I wish I knew how utterly dependent we were upon God for everything in those initial conversations. If I did, the limits we faced in being able to change each other’s hearts, to change our own, and the need to rely upon God for this would not have seemed so strange, but part of the wonder of this work.
PLANTING YET GAINING NOTHING
The Lord disarmed my wife and me by drawing our eyes to his faithfulness. He led us to admit ways we’d let ambition and comfort blur our vision. There wasn’t a specific moment when everything perfectly aligned, but over time, our hearts grew warm to God and one another. He used our struggle for unity to develop dependence upon him and patience with one another.

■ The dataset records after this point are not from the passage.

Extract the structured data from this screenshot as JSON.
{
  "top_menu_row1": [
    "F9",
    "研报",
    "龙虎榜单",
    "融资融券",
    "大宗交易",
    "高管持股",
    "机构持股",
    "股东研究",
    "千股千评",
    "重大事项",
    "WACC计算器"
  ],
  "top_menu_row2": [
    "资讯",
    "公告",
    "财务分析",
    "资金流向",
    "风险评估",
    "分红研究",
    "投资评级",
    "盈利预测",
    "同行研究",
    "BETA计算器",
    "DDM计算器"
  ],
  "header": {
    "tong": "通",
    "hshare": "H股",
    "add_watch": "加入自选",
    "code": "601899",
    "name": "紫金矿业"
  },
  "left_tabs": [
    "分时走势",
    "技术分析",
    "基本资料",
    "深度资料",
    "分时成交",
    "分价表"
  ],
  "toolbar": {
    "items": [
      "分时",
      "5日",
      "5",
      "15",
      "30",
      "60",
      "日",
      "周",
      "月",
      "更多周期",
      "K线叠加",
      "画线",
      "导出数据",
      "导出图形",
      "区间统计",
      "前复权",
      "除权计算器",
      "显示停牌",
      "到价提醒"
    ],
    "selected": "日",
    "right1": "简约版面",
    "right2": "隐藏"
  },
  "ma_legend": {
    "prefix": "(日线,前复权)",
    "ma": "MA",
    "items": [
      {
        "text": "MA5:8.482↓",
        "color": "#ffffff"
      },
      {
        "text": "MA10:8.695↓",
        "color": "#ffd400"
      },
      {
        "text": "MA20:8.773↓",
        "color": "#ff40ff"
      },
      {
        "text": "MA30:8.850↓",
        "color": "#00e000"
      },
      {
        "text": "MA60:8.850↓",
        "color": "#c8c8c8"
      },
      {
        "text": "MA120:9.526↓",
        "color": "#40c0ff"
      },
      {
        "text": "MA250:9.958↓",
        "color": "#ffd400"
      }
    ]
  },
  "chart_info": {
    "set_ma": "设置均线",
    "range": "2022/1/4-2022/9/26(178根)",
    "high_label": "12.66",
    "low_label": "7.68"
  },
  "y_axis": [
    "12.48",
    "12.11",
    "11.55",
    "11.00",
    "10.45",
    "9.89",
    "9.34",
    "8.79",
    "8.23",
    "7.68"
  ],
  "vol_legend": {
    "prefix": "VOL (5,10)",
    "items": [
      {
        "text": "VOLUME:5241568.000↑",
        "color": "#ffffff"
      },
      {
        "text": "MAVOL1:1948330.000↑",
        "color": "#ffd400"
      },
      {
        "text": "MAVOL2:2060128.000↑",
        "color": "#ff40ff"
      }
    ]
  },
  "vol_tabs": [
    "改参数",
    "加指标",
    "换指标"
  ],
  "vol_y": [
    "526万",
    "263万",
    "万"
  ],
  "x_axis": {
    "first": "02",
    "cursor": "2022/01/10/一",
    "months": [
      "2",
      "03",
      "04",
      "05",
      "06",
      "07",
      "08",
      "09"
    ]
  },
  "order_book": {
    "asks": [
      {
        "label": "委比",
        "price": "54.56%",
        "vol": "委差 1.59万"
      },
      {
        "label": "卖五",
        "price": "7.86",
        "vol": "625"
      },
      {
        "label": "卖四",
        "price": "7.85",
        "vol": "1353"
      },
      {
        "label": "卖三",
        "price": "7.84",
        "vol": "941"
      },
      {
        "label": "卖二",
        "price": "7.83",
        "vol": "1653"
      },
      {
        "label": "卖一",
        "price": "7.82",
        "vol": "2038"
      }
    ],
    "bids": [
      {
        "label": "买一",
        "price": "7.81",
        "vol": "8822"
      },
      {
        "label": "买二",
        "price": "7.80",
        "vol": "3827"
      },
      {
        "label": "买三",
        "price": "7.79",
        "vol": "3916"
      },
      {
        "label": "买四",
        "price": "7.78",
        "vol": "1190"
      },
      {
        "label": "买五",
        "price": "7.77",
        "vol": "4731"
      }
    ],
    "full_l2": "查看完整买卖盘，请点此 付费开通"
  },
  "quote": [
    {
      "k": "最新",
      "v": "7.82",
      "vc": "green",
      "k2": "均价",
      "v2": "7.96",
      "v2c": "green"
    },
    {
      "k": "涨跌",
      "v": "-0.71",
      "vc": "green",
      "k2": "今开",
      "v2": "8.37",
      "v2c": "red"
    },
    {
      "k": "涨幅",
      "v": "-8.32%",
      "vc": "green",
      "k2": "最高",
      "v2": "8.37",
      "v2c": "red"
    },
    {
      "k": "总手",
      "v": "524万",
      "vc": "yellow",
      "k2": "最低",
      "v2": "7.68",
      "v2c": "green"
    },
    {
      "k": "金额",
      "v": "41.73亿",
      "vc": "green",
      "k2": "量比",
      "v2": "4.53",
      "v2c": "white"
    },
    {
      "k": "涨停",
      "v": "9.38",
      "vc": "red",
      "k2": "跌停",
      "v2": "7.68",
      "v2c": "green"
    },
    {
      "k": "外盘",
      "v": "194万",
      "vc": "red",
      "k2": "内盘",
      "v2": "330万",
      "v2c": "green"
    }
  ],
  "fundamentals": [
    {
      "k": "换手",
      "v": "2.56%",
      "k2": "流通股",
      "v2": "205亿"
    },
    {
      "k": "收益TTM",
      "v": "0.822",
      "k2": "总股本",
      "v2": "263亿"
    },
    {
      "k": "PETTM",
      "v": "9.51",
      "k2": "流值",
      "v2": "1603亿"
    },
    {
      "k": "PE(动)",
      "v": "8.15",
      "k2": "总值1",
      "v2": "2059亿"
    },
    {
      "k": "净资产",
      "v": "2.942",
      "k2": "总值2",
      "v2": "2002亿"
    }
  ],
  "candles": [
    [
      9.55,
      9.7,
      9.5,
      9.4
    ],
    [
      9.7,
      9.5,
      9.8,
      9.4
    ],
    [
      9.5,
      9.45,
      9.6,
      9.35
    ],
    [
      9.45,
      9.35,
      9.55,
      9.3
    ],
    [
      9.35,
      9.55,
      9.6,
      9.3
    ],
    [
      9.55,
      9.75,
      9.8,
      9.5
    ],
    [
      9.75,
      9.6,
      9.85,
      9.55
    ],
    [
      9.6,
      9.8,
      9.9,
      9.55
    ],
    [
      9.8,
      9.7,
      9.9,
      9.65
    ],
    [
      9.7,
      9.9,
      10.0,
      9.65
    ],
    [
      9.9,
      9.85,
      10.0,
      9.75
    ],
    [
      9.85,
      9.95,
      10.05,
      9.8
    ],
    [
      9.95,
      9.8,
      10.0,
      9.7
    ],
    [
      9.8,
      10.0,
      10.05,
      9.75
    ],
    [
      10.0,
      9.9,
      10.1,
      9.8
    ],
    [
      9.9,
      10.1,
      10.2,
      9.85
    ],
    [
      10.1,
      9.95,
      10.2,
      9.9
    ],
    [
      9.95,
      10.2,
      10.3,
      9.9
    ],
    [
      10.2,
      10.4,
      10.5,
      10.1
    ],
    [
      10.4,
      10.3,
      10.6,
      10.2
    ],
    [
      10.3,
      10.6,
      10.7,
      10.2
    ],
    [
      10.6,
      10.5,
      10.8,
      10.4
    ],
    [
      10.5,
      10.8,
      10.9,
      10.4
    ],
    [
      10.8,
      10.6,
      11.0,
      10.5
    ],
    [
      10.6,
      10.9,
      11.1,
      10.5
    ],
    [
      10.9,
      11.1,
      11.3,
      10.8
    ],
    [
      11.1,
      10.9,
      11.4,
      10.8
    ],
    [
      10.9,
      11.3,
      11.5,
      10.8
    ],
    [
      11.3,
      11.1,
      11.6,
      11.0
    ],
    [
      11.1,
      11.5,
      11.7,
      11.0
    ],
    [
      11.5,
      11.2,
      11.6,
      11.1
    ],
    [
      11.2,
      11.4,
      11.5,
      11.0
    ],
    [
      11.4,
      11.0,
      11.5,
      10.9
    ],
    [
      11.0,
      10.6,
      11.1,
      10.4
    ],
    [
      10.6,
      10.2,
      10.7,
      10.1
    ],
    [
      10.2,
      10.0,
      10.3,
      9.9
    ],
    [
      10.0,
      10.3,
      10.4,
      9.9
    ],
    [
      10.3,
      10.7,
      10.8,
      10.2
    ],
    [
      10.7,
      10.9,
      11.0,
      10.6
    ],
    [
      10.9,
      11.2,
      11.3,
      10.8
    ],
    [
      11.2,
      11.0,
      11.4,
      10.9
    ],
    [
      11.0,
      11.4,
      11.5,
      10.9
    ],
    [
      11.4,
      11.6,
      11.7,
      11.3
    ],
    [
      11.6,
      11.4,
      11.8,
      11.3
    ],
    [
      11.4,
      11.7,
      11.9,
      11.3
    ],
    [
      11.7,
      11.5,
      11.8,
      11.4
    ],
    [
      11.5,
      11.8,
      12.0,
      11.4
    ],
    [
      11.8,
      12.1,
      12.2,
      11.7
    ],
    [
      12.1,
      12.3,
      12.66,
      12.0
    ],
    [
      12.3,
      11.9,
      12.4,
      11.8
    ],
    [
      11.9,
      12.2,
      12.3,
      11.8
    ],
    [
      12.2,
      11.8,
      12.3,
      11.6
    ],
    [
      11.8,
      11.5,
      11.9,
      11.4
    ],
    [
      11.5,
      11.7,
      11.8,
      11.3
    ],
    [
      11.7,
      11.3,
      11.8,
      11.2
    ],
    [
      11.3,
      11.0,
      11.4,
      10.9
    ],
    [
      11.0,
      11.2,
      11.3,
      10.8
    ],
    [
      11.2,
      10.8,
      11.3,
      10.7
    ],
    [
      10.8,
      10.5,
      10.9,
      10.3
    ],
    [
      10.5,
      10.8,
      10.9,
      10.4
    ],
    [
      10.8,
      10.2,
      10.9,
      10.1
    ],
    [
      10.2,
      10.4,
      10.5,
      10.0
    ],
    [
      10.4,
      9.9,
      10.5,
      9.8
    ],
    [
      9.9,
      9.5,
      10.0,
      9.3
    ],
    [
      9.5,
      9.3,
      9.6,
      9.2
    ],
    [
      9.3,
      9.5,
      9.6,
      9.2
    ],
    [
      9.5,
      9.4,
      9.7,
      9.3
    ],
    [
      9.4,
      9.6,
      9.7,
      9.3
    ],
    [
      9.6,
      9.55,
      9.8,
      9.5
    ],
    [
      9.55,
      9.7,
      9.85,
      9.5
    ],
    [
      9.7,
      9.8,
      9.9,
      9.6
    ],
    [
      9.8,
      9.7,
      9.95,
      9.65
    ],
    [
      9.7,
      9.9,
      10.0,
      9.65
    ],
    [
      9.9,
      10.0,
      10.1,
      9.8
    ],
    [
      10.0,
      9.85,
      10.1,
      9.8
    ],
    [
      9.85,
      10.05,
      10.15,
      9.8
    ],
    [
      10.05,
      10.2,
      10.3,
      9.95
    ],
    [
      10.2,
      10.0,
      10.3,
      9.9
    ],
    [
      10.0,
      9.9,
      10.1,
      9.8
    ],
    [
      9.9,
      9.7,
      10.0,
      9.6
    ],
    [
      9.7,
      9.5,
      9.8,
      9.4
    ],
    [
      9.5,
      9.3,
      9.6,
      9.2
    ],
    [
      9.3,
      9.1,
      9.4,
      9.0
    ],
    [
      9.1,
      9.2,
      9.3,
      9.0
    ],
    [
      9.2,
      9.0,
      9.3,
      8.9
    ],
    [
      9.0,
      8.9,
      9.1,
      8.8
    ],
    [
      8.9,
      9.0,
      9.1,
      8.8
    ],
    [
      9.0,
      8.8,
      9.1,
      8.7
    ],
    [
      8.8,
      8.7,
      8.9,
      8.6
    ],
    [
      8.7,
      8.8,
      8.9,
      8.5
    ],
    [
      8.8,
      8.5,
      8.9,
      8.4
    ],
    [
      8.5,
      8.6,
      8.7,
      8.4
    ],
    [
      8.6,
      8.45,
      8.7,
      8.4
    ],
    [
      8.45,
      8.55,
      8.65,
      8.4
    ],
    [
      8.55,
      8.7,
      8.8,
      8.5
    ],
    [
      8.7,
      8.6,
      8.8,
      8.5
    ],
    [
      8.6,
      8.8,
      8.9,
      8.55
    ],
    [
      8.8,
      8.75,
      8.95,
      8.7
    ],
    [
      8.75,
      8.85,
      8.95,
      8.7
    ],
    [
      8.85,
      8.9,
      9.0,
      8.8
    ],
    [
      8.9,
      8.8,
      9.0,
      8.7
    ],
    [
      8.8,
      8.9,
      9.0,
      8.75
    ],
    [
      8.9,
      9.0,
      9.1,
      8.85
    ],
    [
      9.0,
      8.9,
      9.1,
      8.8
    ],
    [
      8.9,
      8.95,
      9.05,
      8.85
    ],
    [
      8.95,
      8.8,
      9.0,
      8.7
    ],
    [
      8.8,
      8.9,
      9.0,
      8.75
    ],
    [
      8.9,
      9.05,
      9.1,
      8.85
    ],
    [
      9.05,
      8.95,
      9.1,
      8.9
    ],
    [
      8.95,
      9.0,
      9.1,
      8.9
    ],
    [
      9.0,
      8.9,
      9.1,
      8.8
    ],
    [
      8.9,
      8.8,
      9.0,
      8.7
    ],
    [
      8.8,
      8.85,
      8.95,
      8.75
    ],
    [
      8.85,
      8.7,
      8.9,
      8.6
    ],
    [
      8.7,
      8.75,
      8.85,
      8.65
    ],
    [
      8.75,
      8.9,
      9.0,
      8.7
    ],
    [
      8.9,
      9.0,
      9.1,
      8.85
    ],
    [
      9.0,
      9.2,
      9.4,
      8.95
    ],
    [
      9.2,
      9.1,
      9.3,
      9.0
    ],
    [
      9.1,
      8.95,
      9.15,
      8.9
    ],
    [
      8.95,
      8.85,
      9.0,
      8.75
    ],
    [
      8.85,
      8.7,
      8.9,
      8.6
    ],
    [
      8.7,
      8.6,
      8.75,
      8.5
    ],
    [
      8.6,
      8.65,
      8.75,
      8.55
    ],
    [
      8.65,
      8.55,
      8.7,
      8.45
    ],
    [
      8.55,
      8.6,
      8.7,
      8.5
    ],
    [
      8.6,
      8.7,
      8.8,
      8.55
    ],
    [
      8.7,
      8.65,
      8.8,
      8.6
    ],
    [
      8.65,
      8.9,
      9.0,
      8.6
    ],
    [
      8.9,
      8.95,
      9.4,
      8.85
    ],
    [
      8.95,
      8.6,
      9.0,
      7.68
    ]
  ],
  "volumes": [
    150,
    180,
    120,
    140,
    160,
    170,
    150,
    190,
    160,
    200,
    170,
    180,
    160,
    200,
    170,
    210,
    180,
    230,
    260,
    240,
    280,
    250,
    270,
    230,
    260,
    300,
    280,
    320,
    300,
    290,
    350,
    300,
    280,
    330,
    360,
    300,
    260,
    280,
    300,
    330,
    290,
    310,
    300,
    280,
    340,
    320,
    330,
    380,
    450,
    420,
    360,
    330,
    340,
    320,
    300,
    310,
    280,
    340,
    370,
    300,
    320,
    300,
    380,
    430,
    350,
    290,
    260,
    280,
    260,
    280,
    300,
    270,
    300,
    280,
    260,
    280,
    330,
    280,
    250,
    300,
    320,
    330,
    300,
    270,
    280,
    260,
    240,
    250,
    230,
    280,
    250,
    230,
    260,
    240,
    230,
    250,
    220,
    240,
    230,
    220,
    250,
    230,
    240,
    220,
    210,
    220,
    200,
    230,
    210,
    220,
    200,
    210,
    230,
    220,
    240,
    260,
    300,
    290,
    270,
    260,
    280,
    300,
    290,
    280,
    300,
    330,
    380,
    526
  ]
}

You may know intellectually that Jesus builds his church. It’s what emboldens you to embark on the journey in the first place. But for the marriage divided by ministry, this conviction is evidenced relationally in the way you wait for each other. This doesn’t mean you won’t need difficult conversations, godly counsel, or compromise. But it does mean that because of your confidence in Christ’s power to change hearts, you can approach disagreement with a posture of patience, trust, and love.
However, if our frustration grows into a refusal to love, then we, who have all faith so as to move mountains and cities, and sacrifice our very lives, would be nothing and gain nothing. Yet wonder awaits those who believe God still changes hearts, beginning with their own, who patiently trust that God will use this present season, no matter what is decided, to better reflect and behold his glory.